Le
17 mai 1983, le corps de madame Seban est découvert dans la penderie
à son domicile de Caderousse (Vaucluse). Elle a été tuée par un
projectile 22LR tiré avec la carabine appartenant à son mari. Les
soupçons se portent rapidement sur Philippe Gantois, légionnaire au
1° Régiment de cavalerie d'Orange. Son frère et sa belle-sœur
signent le PV dans lequel y est écrit que Philippe leur a confié
être l'auteur du crime. Le 6 mars 1985, le frère et la belle-sœur
reviennent sur leur déposition, ils affirment devant le tribunal que
les gendarmes les ont menacés de les incarcérer et de placer leur
enfant à la DDASS ! Gantois revient lui aussi sur ses aveux,
d'expliquer que les gendarmes l'ont frappé et menacé de le torturer
à l'électricité avant de le jeter dans le Rhône ! Le jury
condamne cependant Gantois à 15 années d'emprisonnement ! La Cour
de Cassation ayant annulé le jugement, un nouveau procès eut lieu
les 20 et 21 juin 1986 devant la Cour d'assises de l'Isère.

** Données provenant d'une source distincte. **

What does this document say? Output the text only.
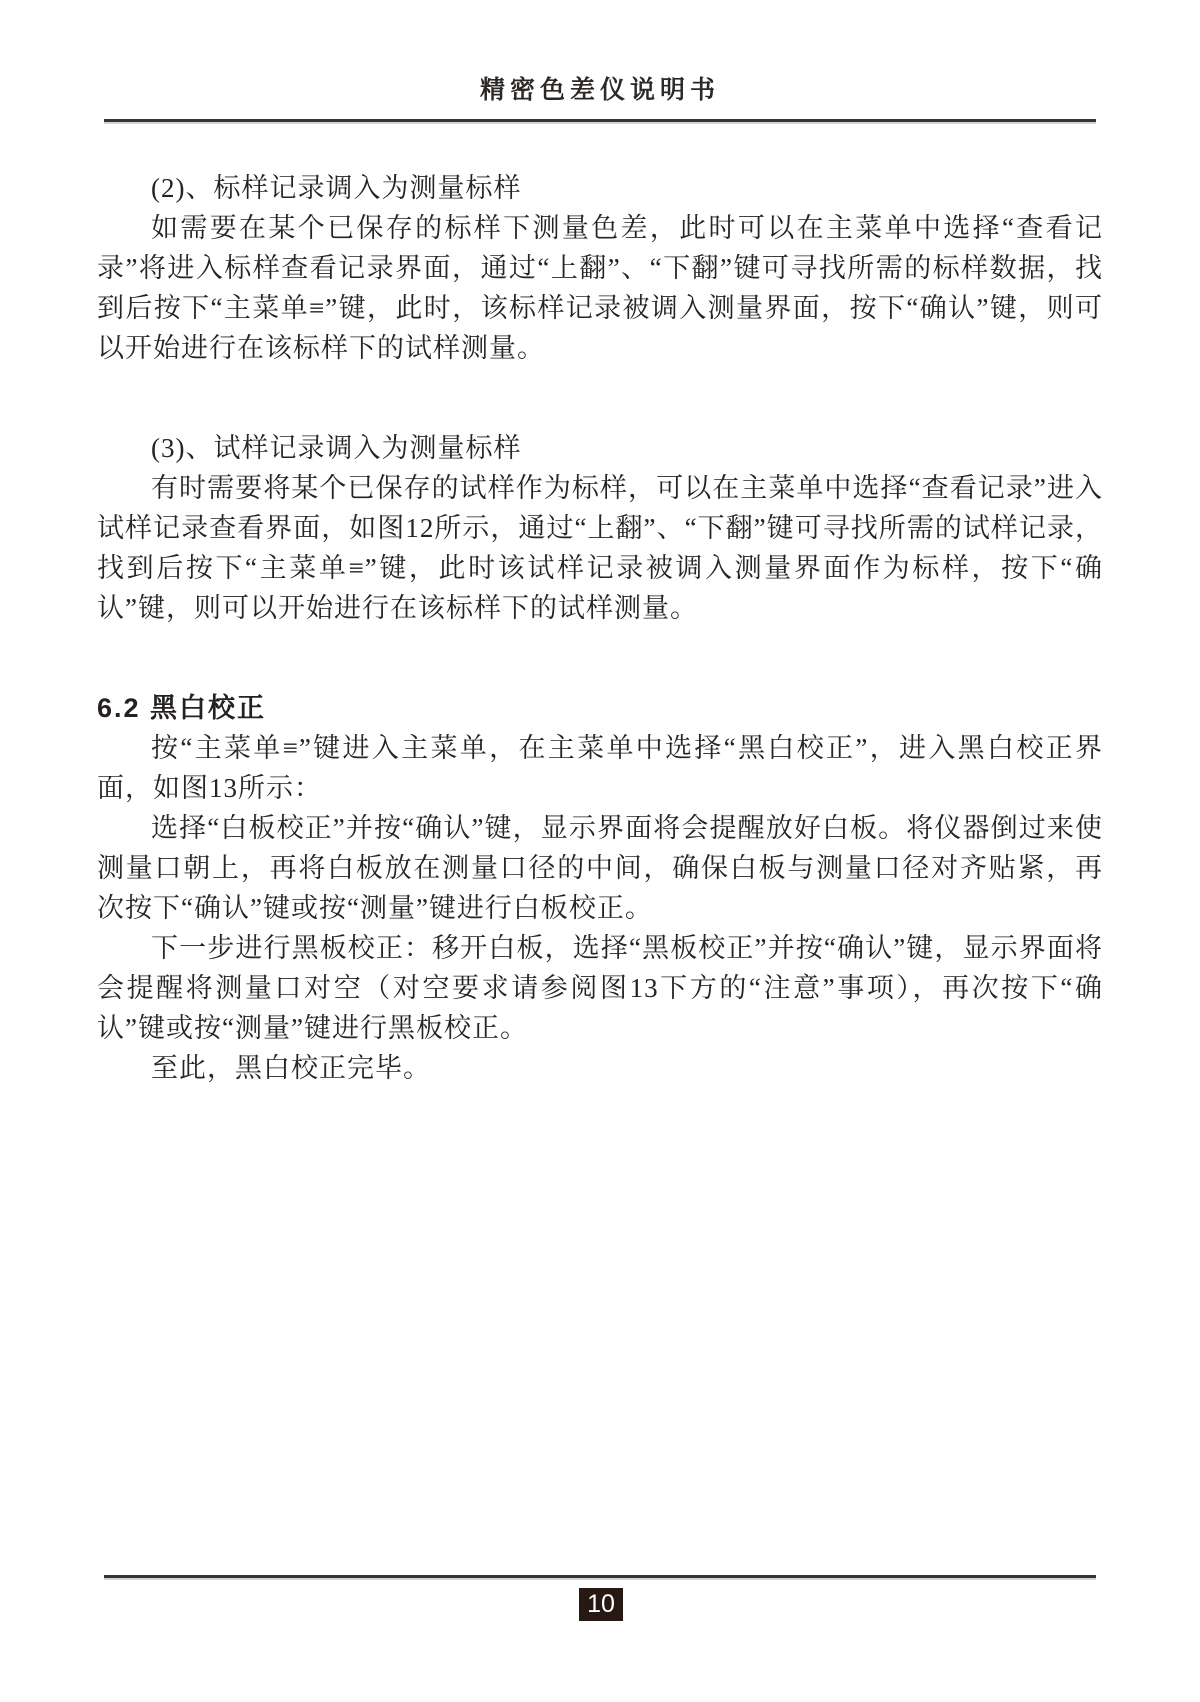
精密色差仪说明书

(2)、标样记录调入为测量标样

如需要在某个已保存的标样下测量色差，此时可以在主菜单中选择“查看记录”将进入标样查看记录界面，通过“上翻”、“下翻”键可寻找所需的标样数据，找到后按下“主菜单≡”键，此时，该标样记录被调入测量界面，按下“确认”键，则可以开始进行在该标样下的试样测量。

(3)、试样记录调入为测量标样

有时需要将某个已保存的试样作为标样，可以在主菜单中选择“查看记录”进入试样记录查看界面，如图12所示，通过“上翻”、“下翻”键可寻找所需的试样记录，找到后按下“主菜单≡”键，此时该试样记录被调入测量界面作为标样，按下“确认”键，则可以开始进行在该标样下的试样测量。

6.2 黑白校正

按“主菜单≡”键进入主菜单，在主菜单中选择“黑白校正”，进入黑白校正界面，如图13所示：

选择“白板校正”并按“确认”键，显示界面将会提醒放好白板。将仪器倒过来使测量口朝上，再将白板放在测量口径的中间，确保白板与测量口径对齐贴紧，再次按下“确认”键或按“测量”键进行白板校正。

下一步进行黑板校正：移开白板，选择“黑板校正”并按“确认”键，显示界面将会提醒将测量口对空（对空要求请参阅图13下方的“注意”事项），再次按下“确认”键或按“测量”键进行黑板校正。

至此，黑白校正完毕。

10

Les
défenseurs de Gantois firent le procès des investigations conduites
par la gendarmerie et parvinrent à faire reconnaitre l'innocence de
leur client.
Cette
affaire sera à l'origine de la réforme judiciaire permettant aux
condamnés d'interjeter appel devant une Cour d'assises. En se
fourvoyant et en accusant à tort un innocent, la justice n'a plus à
rechercher le véritable coupable. «
Il vaut mieux hasarder de
sauver un coupable que condamner un innocent
»
(Voltaire). Les droits de l'individu sont souvent bafoués lors d’un
interrogatoire et les conditions de son déroulement ébranlent
la personnalité et les capacités de n'importe quel citoyen. Le
moindre signe de faiblesse sera exploité pour le manipuler et
prendre l'ascendant sur son esprit.
Le
policier doit faire parler la personne afin d'obtenir d'elle des
informations qu'elle a peut être l'intention ou intérêt à taire.

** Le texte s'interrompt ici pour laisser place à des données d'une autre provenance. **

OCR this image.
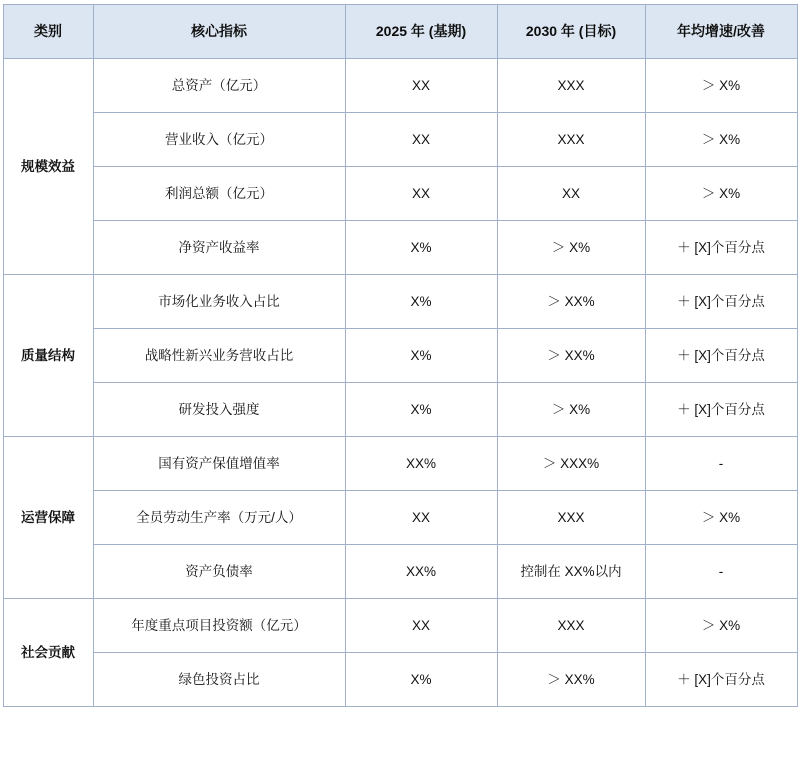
类别	核心指标	2025 年 (基期)	2030 年 (目标)	年均增速/改善
规模效益	总资产（亿元）	XX	XXX	＞ X%
	营业收入（亿元）	XX	XXX	＞ X%
	利润总额（亿元）	XX	XX	＞ X%
	净资产收益率	X%	＞ X%	＋ [X]个百分点
质量结构	市场化业务收入占比	X%	＞ XX%	＋ [X]个百分点
	战略性新兴业务营收占比	X%	＞ XX%	＋ [X]个百分点
	研发投入强度	X%	＞ X%	＋ [X]个百分点
运营保障	国有资产保值增值率	XX%	＞ XXX%	-
	全员劳动生产率（万元/人）	XX	XXX	＞ X%
	资产负债率	XX%	控制在 XX%以内	-
社会贡献	年度重点项目投资额（亿元）	XX	XXX	＞ X%
	绿色投资占比	X%	＞ XX%	＋ [X]个百分点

L'interrogateur est un acteur qui écrit ses propres dialogues et
joue différents rôles, il peut se transformer en «
père »,
en juge, en «
grand-frère
»,
etc. L'interrogateur doit motiver la personne interrogée afin d'en
obtenir la coopération la plus complète possible. L'interrogateur
commence par se situer socialement à l'autre, cela se fait
généralement par le rapprochement de points communs qui ne servent
qu'à briser la glace et à faciliter la prise des repères sociaux.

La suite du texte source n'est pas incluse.